As an aside, whilst researching this list, I ran across a site devoted to dolphin dildos. By which I do not mean dildos shaped like dolphins. I mean dildos the size and shape of a dolphin’s member. Eep. jeudi, le 25 mars
N and I had breakfast at a greasy spoon (his: full fry-up and chips; hers: scrambled eggs on toast). He’s not been sleeping well and it shows, but can’t explain why. Maybe long hours at work, maybe family worries, maybe a belated sense that it should be spring but it is so cold and wet that the internal clock is still ticking over in winter time. Someone we know started a rumor last week that the clocks went forward before Mothering Sunday instead of this weekend, and it threw him off, and he’s not had a night’s rest since.

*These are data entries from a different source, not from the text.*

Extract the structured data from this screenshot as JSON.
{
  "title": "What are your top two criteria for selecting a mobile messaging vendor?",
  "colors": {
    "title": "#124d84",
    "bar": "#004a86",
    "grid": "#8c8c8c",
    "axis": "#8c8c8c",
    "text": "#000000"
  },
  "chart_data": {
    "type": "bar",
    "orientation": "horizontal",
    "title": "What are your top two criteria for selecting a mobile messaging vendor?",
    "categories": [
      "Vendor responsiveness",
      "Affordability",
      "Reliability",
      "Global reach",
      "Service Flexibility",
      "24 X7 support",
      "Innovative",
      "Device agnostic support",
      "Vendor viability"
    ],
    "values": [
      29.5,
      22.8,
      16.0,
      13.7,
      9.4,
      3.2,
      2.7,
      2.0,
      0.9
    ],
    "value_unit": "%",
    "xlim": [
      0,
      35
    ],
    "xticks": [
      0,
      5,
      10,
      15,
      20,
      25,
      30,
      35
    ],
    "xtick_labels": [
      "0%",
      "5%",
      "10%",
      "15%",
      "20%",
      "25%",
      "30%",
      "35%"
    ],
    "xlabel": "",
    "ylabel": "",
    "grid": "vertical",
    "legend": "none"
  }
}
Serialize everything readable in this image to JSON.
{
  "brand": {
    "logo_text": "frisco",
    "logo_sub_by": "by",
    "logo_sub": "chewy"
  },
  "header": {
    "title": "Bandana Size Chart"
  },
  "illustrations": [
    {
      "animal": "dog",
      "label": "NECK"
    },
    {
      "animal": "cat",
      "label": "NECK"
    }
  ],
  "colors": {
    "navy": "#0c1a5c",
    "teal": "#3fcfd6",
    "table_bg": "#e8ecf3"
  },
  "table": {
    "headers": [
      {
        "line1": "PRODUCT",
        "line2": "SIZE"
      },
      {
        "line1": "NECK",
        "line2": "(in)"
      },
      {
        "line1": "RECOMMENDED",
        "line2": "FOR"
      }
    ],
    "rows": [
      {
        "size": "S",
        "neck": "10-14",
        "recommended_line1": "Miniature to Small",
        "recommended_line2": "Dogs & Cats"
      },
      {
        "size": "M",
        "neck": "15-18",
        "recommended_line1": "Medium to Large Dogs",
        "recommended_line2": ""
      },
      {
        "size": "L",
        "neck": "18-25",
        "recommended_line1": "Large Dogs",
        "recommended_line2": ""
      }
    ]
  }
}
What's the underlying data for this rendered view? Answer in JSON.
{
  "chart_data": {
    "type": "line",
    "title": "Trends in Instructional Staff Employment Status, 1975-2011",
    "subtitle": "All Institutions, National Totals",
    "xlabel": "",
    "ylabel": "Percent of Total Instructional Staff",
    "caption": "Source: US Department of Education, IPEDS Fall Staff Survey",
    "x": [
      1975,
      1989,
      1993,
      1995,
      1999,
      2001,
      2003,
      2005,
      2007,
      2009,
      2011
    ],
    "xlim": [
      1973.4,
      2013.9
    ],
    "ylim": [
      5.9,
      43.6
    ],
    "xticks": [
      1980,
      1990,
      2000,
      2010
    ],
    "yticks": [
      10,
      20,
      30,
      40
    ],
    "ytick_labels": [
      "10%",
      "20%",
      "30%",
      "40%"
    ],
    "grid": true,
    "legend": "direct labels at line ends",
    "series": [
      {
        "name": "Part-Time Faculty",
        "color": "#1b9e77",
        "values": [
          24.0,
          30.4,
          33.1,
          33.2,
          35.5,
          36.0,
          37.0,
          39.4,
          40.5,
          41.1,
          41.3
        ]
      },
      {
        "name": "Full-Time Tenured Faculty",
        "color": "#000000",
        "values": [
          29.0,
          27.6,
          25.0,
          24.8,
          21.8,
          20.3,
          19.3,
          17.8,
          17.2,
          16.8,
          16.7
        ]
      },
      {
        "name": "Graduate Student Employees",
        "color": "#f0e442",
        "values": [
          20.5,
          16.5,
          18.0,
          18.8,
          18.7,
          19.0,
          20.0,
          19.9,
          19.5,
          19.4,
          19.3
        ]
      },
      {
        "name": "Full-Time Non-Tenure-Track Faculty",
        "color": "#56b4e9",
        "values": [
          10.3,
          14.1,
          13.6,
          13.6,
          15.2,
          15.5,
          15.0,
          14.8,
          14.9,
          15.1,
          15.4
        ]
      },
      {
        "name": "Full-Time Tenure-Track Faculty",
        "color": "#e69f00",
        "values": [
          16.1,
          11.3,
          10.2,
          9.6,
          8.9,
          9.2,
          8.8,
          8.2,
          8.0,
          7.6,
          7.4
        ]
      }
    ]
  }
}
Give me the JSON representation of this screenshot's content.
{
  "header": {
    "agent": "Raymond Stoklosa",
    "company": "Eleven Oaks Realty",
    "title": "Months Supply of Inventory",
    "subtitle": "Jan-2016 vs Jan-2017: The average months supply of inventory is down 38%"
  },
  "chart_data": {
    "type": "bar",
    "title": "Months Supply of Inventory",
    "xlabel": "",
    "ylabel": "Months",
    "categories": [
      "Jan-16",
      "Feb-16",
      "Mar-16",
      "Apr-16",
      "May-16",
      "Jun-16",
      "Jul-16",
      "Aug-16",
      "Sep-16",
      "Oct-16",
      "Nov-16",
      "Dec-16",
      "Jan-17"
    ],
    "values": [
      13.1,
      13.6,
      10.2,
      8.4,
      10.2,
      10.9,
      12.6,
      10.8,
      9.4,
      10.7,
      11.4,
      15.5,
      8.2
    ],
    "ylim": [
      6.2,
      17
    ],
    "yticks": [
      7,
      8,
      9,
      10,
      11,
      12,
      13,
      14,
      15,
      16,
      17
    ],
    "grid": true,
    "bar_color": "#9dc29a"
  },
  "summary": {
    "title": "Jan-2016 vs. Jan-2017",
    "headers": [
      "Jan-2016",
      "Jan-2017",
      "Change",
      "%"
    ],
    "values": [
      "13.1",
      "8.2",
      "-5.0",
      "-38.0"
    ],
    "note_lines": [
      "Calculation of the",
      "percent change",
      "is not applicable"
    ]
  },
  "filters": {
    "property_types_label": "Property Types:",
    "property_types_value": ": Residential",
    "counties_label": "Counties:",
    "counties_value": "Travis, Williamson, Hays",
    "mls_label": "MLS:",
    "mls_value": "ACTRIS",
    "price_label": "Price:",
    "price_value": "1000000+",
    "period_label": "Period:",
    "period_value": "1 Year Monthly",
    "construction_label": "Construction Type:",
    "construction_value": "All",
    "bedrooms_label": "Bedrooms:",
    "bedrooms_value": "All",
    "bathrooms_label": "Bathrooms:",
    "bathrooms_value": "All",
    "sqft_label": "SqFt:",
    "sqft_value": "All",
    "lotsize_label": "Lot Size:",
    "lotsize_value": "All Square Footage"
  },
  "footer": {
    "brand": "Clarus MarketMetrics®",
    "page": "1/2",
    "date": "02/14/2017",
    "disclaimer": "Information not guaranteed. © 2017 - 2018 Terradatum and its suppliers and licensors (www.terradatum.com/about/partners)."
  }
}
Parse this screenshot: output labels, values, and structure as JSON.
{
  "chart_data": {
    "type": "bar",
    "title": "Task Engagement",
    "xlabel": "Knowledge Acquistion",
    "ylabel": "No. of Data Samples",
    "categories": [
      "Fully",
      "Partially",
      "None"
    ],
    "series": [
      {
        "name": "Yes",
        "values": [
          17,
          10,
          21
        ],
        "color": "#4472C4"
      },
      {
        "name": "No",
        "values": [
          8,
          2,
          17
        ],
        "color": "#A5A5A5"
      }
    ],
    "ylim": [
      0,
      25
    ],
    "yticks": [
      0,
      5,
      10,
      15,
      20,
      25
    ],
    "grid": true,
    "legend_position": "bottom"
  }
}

He’s heard things, things about me. Stories are getting around. Nothing earth-shattering, just a comment or two from a person or two coming back round to him. Have I mentioned N appears to be the secret hub of all knowledge in London? You know a name-he knows someone who knows someone. Is something you heard true? He can get the goods. He’s a dealer, and his drug is information.
There’s envy involved, usually the engine behind the worst, most damaging rumors. Other things. I hate this Sturm und Drang. Someone I slept with who asked me to keep it secret-I didn’t even write about it-turned around and told, oh, about half of the city. A few personal things. That I don’t mind. It’s the asking for privacy, then blatantly stripping it off, that I care about. Poor etiquette in a lover. “Maybe I should say something to him about it.”
“Not a good idea,” N advised. He pointed out that this man is young and a bit feckless, and I was more likely to give him a pat on the head and a coo of forgiveness than the slap he so clearly deserves. “The onus is on him now. He’s the one who’s going to feel uncomfortable when he sees either of us.”
“Maybe I should start rumors of my own.”
“Keep your own counsel. Better in the long run.”
“I feel my evil antennae twitching…” I said, waggling forefingers in the air.
“Don’t.”
“Ah, bollocks, that reminds me…”
“What?”
“On his way out the door, he asked me if it was true I’d had a threesome with you and someone else.”
“What did you say?”
“Yes.”
He cringed. “Well, I don’t care, and you obviously don’t, and I don’t think the other girl does either. But I wonder why he was interested? If I were him, I would have asked me and not you.”
“Yes. Or asked if I’d ever been in a threesome, in case angling me into one was a possibility.”
“Exactly. I wonder why he was so interested in a piece of trivia about my private life as he’s getting out of your bed?” N scratched at his stubble. “One too many one-night stands,” he said. “Be careful what you say about someone else’s sex life,” he advised.
I shrugged. I drank the very strong, very fresh coffee. He asked if I’d seen the car outside my house again. I have. He asked if I needed anything. I said I didn’t.
“Get out if you can,” he said.
“The business, the house, or the ex-boyfriend?” I asked.
“All three,” he said. “I don’t know what you’re planning, but whatever it is, have a spare rabbit hole.”
He pushed a crust of toast around the plate. The cafe that had been crowded when we sat down was almost empty of people. I bought a piece of carrot cake for later. He tipped the waitress and drove me home. His left hand rested on my knee the whole journey.
“Just be careful,” he said. I waved him off and went upstairs.
(Knickers today: transparent black with cream lace edging and a peephole in the back. These are currently topping the league table of favorites.) vendredi, le 26 mars
Am entertaining for the weekend and N is coming round to vacuum the flat. He volunteered. Wonder if I leave the washing up, will he volunteer for that as well?
I don’t run into the neighbors often, usually only on the way out the door. So they either think I lead an unutterably glamorous life of nonstop parties and premieres, or they know everything. Or they just think I like to dress up. Anyway, very little noise ever comes from those quarters. Until last night when I came home at 2 a.m. and was kept awake another hour by the distinct sound of books being thrown, one by one, against a wall.